Depan Belakang
Disway--
Istri saya ketakutan: juga dalam hati. Dia sendiri merasa aneh. Biasanya kan saya yang ketakutan. Ternyata Shahdan itu nama kakeknyi. Yang pekerjaannya tukang angkut barang di gerobak dorong. Di Samarinda. Masa kecil istri memang ikut kakek. Istri saya anak pertama dari 12 bersaudara. Ayahnyi tentara. Pergi terus. Ke medan tugas. Ibunyi urus adik-adiknyi.
Visa Arab Saudi tidak menempel di paspor. Visa itu dikirim lewat email. Maka email itu pun saya minta di-print. Siapa tahu ada masalah di bandara nanti.
Saya pun ke bandara lebih awal. Siap-siap kalau ada masalah. Juga berharap masih ada kursi prangko. Begitu tiba di counter saya sodorkan dua paspor. Juga dua lembar visa.
Tidak ada pertanyaan apa pun. Petugasnya lebih ''mengerti'' soal beda nama itu. Orang lebih punya perasaan dibanding online. Komputer bekerja berdasar data. Manusia bisa berdasar pengalaman.
Satu-satunya persoalan di check in tinggal itu tadi: kursi prangko.
Untuk jurusan Jakarta ke Abu Dhabi saya dapatkan kursi itu. Tapi Abu Dhabi ke Jeddah harus pisah. Saya pura-pura marah ke petugas check in. Sekadar agar terlihat oleh istri bahwa saya serius berusaha. Lebih baik marah ke petugas daripada dimarahi istri.
Memang istri saya tidak pernah ngata-ngatai saya ''goblik'' atau ''comberan'' tapi dari ekspresi kecilnyi saja saya sudah bisa menebak pedalaman hatinyi.
Dari layar komputer petugas itu saya baru tahu: kini ada kabin pesawat yang susunan tempat duduknya belum pernah saya lihat. Separo kursinya menghadap ke belakang. Selang seling. Bukan seperti di beberapa kereta komuter: separo menghadap ke depan, separonya lagi ke belakang. Ini beda.
Pesawatnya Boeing 787 Dreamliner. Baris pertamanya: 1-2-1. Dua kursi yang di tengah itu menghadap ke depan. Di situlah saya dan istri. Untuk Jakarta-Abu Dhabi.
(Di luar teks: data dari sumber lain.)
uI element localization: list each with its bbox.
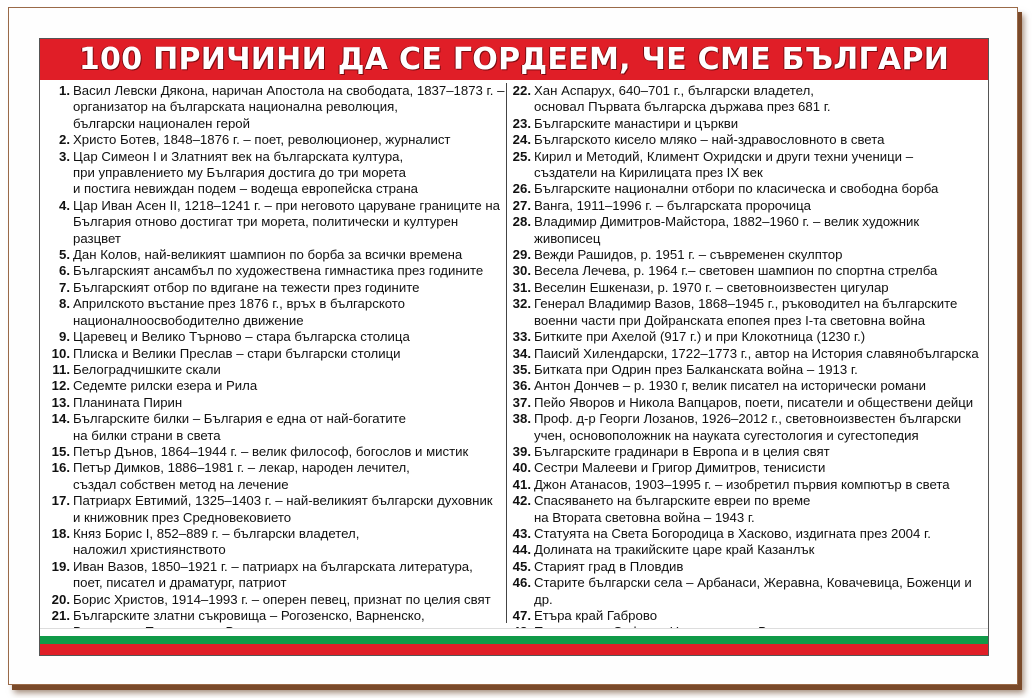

Satu kursi di kiri dan satu kursi di kanan menghadapnya ke belakang.
Baris keduanya terbalik: susunannya tetap 1-2-1, tapi posisi hadapnya kebalikannya. Lalu baris ketiga seperti baris pertama. Baris keempat seperti yang kedua. Begitu sampai baris keenam.
Efisiensi.
Perdebatan di antara ahli desain rupanya tidak pernah berhenti: kursi harus diatur bagaimana. Agar dengan pesawat yang sama bisa menampung kursi lebih banyak.
Dengan cara cerdas.
Bukan sekadar menyempitkan jarak tempat duduk seperti di pesawat merah di Indonesia.
Sekitar 20 tahun lalu saya juga mengalami hal baru: jurusan Hong Kong. Cathay Pacific. CX. Posisi kursinya dibuat mencong.